Group II mGlu receptors

The subtypes mGlu2 and 3 belong to the group II mGlu receptors. The rank order of potency for agonist activation of this group is DCG-IV>=L-CCG-I>Glu>ACPD>quisqualate (Pin & Duvoisin, 1995). With regard to transduction mechanism, when expressed in mammalian cells these receptors cause a reduction in cyclic AMP formation induced by forskolin or a Gs-coupled receptor. In our experiments the perfusion of DCG-IV (500 nM) for 5 min produced no acute or chronic effect on the fEPSP amplitude. This is largely in line with previous experiments where fEPSPs evoked by stimulation of the Schaffer-collateral commissural pathway and recorded in CA1 stratum radiatum were only reduced to 92.1±1% of control by DCG-IV (0.1 μM) in slices of hippocampus from rats 20–30 days old (Kamiya et al., 1996). DCG-IV (100 nM) and L-CCG-I also failed to affect synaptic responses recorded in a Mg2+-free medium from the CA1 region of hippocampal slices of 4–10 week old rats (Harvey et al., 1996), and a recently developed selective group II receptor agonist LY354740 (Schoepp et al., 1997; Monn et al., 1997) had no obvious effect on fEPSP amplitude in CA1 (Kilbride et al., 1998).

Group III mGlu receptors

Group III mGlu receptors are comprised of mGlu4, 6, 7 and 8. As with group II receptors, these are negatively linked to adenylyl cyclase via PTX-sensitive G-proteins when expressed in Chinese hamster ovary (CHO) or baby hamster kidney (BHK) cells (Conn & Pinn, 1997). Pharmacologically, group III receptors are characterized by being selectively activated by L-AP4 and L-serine-O-phosphate (L-SOP), however, L-AP4 has a very low potency at mGlu7. The lack of effect of L-AP4 in slices prepared from young adult rats (35–49 days old) mirrors previous results where the application of L-AP4 (50 μM) to slices of hippocampus prepared from 80–150 day old rats had no effect on synaptic transmission in the CA1 region (Baskys & Malenka, 1991a). Under conditions of zero-Mg2+ aCSF L-AP4 (10 μM) also had little effect on the fEPSP slope recorded in the CA1 region of slices from 4–10 week old rats (Harvey et al., 1996). In contrast, in a modified medium containing picrotoxin, L-AP4 was reported to cause a dose-dependent reversible depression of the EPSP recorded in the CA1 region of adult hippocampal slices (Manzoni & Bockaert, 1995). The reason for this is not clear.

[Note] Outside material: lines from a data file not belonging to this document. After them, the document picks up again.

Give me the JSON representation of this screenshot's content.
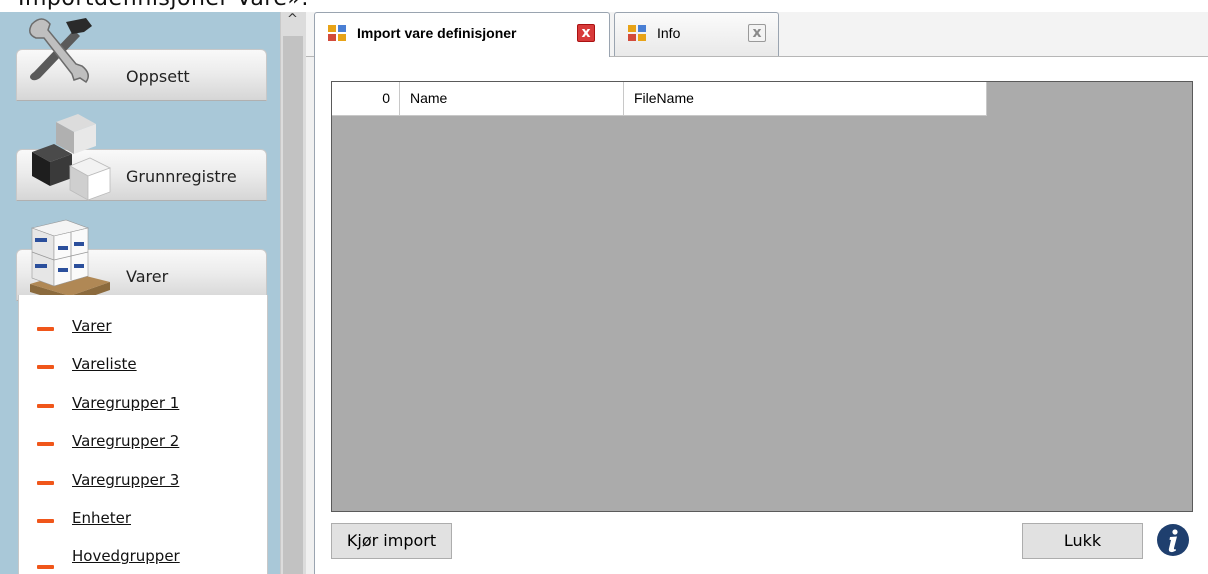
{
  "window_title": "Importdefinisjoner Vare».",
  "sidebar": {
    "sections": [
      {
        "label": "Oppsett",
        "icon": "tools-icon"
      },
      {
        "label": "Grunnregistre",
        "icon": "cubes-icon"
      },
      {
        "label": "Varer",
        "icon": "pallet-boxes-icon"
      }
    ],
    "items": [
      {
        "label": "Varer"
      },
      {
        "label": "Vareliste"
      },
      {
        "label": "Varegrupper 1"
      },
      {
        "label": "Varegrupper 2"
      },
      {
        "label": "Varegrupper 3"
      },
      {
        "label": "Enheter"
      },
      {
        "label": "Hovedgrupper"
      }
    ],
    "accent_color": "#f0561a"
  },
  "tabs": [
    {
      "label": "Import vare definisjoner",
      "active": true,
      "close": "x"
    },
    {
      "label": "Info",
      "active": false,
      "close": "x"
    }
  ],
  "grid": {
    "row_count": "0",
    "columns": [
      "Name",
      "FileName"
    ]
  },
  "buttons": {
    "run_import": "Kjør import",
    "close": "Lukk"
  }
}
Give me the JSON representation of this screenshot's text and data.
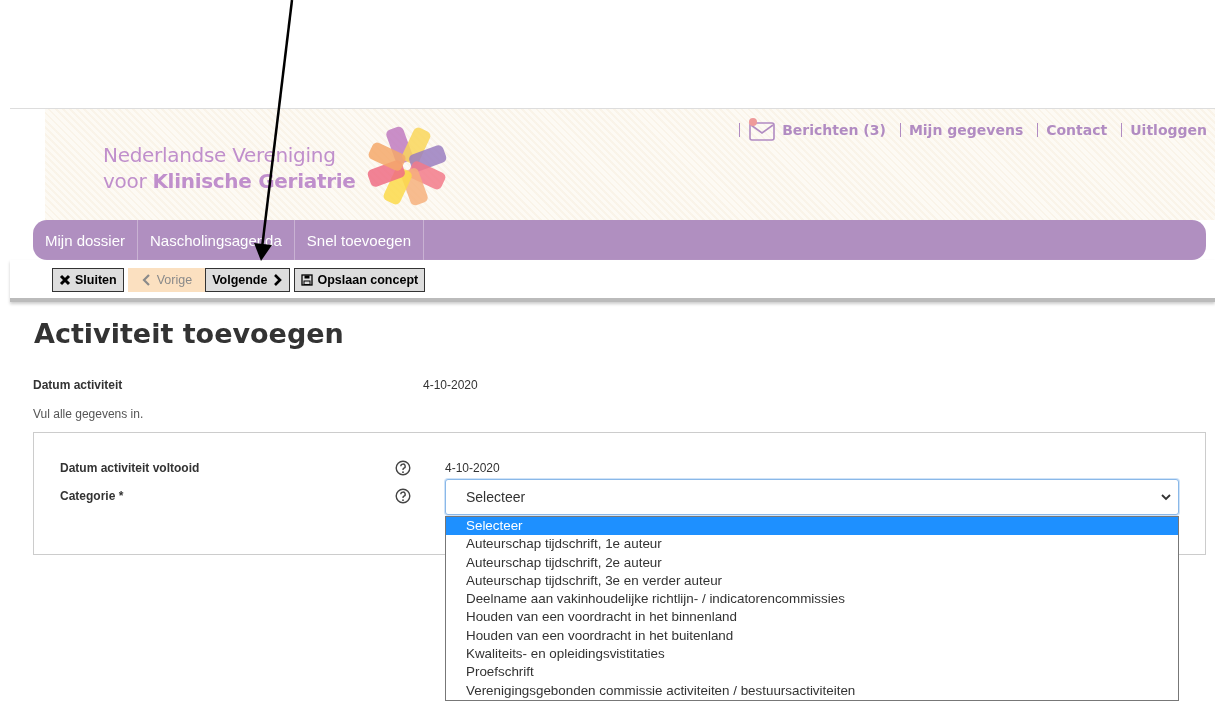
{
  "header": {
    "logo_line1": "Nederlandse Vereniging",
    "logo_line2_prefix": "voor ",
    "logo_line2_bold": "Klinische Geriatrie",
    "links": [
      {
        "kind": "messages",
        "label": "Berichten (3)",
        "unread": true
      },
      {
        "kind": "link",
        "label": "Mijn gegevens"
      },
      {
        "kind": "link",
        "label": "Contact"
      },
      {
        "kind": "link",
        "label": "Uitloggen"
      }
    ]
  },
  "nav": [
    {
      "label": "Mijn dossier"
    },
    {
      "label": "Nascholingsagenda"
    },
    {
      "label": "Snel toevoegen"
    }
  ],
  "toolbar": [
    {
      "kind": "close",
      "label": "Sluiten",
      "disabled": false
    },
    {
      "kind": "prev",
      "label": "Vorige",
      "disabled": true
    },
    {
      "kind": "next",
      "label": "Volgende",
      "disabled": false
    },
    {
      "kind": "save",
      "label": "Opslaan concept",
      "disabled": false
    }
  ],
  "page_title": "Activiteit toevoegen",
  "summary": {
    "label": "Datum activiteit",
    "value": "4-10-2020"
  },
  "instruction": "Vul alle gegevens in.",
  "form": [
    {
      "kind": "text",
      "label": "Datum activiteit voltooid",
      "value": "4-10-2020"
    },
    {
      "kind": "select",
      "label": "Categorie *",
      "value": "Selecteer",
      "expanded": true,
      "options": [
        {
          "label": "Selecteer",
          "selected": true
        },
        {
          "label": "Auteurschap tijdschrift, 1e auteur",
          "selected": false
        },
        {
          "label": "Auteurschap tijdschrift, 2e auteur",
          "selected": false
        },
        {
          "label": "Auteurschap tijdschrift, 3e en verder auteur",
          "selected": false
        },
        {
          "label": "Deelname aan vakinhoudelijke richtlijn- / indicatorencommissies",
          "selected": false
        },
        {
          "label": "Houden van een voordracht in het binnenland",
          "selected": false
        },
        {
          "label": "Houden van een voordracht in het buitenland",
          "selected": false
        },
        {
          "label": "Kwaliteits- en opleidingsvistitaties",
          "selected": false
        },
        {
          "label": "Proefschrift",
          "selected": false
        },
        {
          "label": "Verenigingsgebonden commissie activiteiten / bestuursactiviteiten",
          "selected": false
        }
      ]
    }
  ]
}
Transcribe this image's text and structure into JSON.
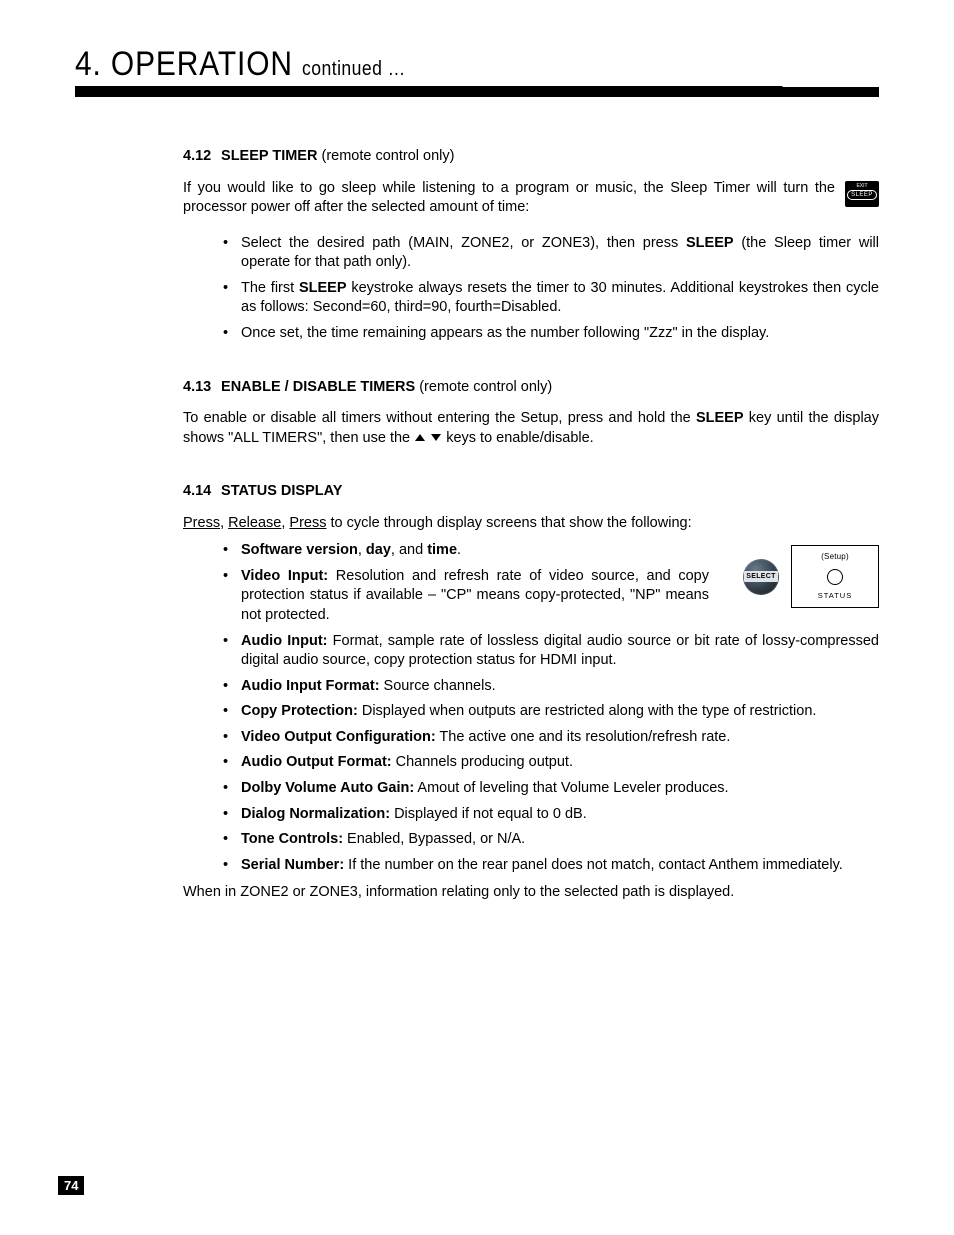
{
  "chapter": {
    "number": "4.",
    "title": "OPERATION",
    "continued": "continued …"
  },
  "page_number": "74",
  "sleep_badge": {
    "top": "EXIT",
    "pill": "SLEEP"
  },
  "status_panel": {
    "select": "SELECT",
    "setup": "(Setup)",
    "status": "STATUS"
  },
  "s412": {
    "num": "4.12",
    "title": "SLEEP TIMER",
    "paren": "(remote control only)",
    "intro": "If you would like to go sleep while listening to a program or music, the Sleep Timer will turn the processor power off after the selected amount of time:",
    "b1_a": "Select the desired path (MAIN, ZONE2, or ZONE3), then press ",
    "b1_bold": "SLEEP",
    "b1_b": " (the Sleep timer will operate for that path only).",
    "b2_a": "The first ",
    "b2_bold": "SLEEP",
    "b2_b": " keystroke always resets the timer to 30 minutes. Additional keystrokes then cycle as follows: Second=60, third=90, fourth=Disabled.",
    "b3": "Once set, the time remaining appears as the number following \"Zzz\" in the display."
  },
  "s413": {
    "num": "4.13",
    "title": "ENABLE / DISABLE TIMERS",
    "paren": "(remote control only)",
    "p_a": "To enable or disable all timers without entering the Setup, press and hold the ",
    "p_bold": "SLEEP",
    "p_b": " key until the display shows \"ALL TIMERS\", then use the ",
    "p_c": " keys to enable/disable."
  },
  "s414": {
    "num": "4.14",
    "title": "STATUS DISPLAY",
    "intro_u1": "Press",
    "intro_c1": ", ",
    "intro_u2": "Release",
    "intro_c2": ", ",
    "intro_u3": "Press",
    "intro_rest": " to cycle through display screens that show the following:",
    "b1_a": "Software version",
    "b1_b": ", ",
    "b1_c": "day",
    "b1_d": ", and ",
    "b1_e": "time",
    "b1_f": ".",
    "b2_bold": "Video Input:",
    "b2_rest": " Resolution and refresh rate of video source, and copy protection status if available – \"CP\" means copy-protected, \"NP\" means not protected.",
    "b3_bold": "Audio Input:",
    "b3_rest": "  Format, sample rate of lossless digital audio source or bit rate of lossy-compressed digital audio source, copy protection status for HDMI input.",
    "b4_bold": "Audio Input Format:",
    "b4_rest": "  Source channels.",
    "b5_bold": "Copy Protection:",
    "b5_rest": "  Displayed when outputs are restricted along with the type of restriction.",
    "b6_bold": "Video Output Configuration:",
    "b6_rest": "  The active one and its resolution/refresh rate.",
    "b7_bold": "Audio Output Format:",
    "b7_rest": "  Channels producing output.",
    "b8_bold": "Dolby Volume Auto Gain:",
    "b8_rest": "  Amout of leveling that Volume Leveler produces.",
    "b9_bold": "Dialog Normalization:",
    "b9_rest": "  Displayed if not equal to 0 dB.",
    "b10_bold": "Tone Controls:",
    "b10_rest": "  Enabled, Bypassed, or N/A.",
    "b11_bold": "Serial Number:",
    "b11_rest": "  If the number on the rear panel does not match, contact Anthem immediately.",
    "footer": "When in ZONE2 or ZONE3, information relating only to the selected path is displayed."
  }
}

The effect of mGlu receptor agonists and antagonists in hippocampal slices from neonates

Group I mGlu receptors

In complete contrast to the situation in slices from adults, the application of DHPG (75 μM) to slices of hippocampus from neonates (9–14 days old) resulted in a brief reversible depression of fEPSP slope. This is not due to the difference in concentration used as DHPG (100 μM) also decreased the fEPSP (data not shown). Previous experiments have reported that trans-ACPD (50 μM) had a minimal effect on synaptic transmission in adult slices but depressed EPSP slope by approximately 50% in slices from rats aged 11–25 days old (Baskys & Malenka, 1991a). Similarly, Overstreet et al. (1997) found (1S,3R)-ACPD (10 μM) to have a minimal or excitatory effect in slices from 28–33 day old rats but to cause a rapid and long lasting depression of the EPSP slope in 8–12 day old rat slices. These effects could, however, be explained by the action of ACPD on group II mGlu receptors (see below). Experiments using the selective group I agonist DHPG (30 μM) have reported either a brief or long lasting depression of the fEPSP recorded from the CA1 region of hippocampal slices from rats 11–18 days old (Fitzjohn et al., 1996).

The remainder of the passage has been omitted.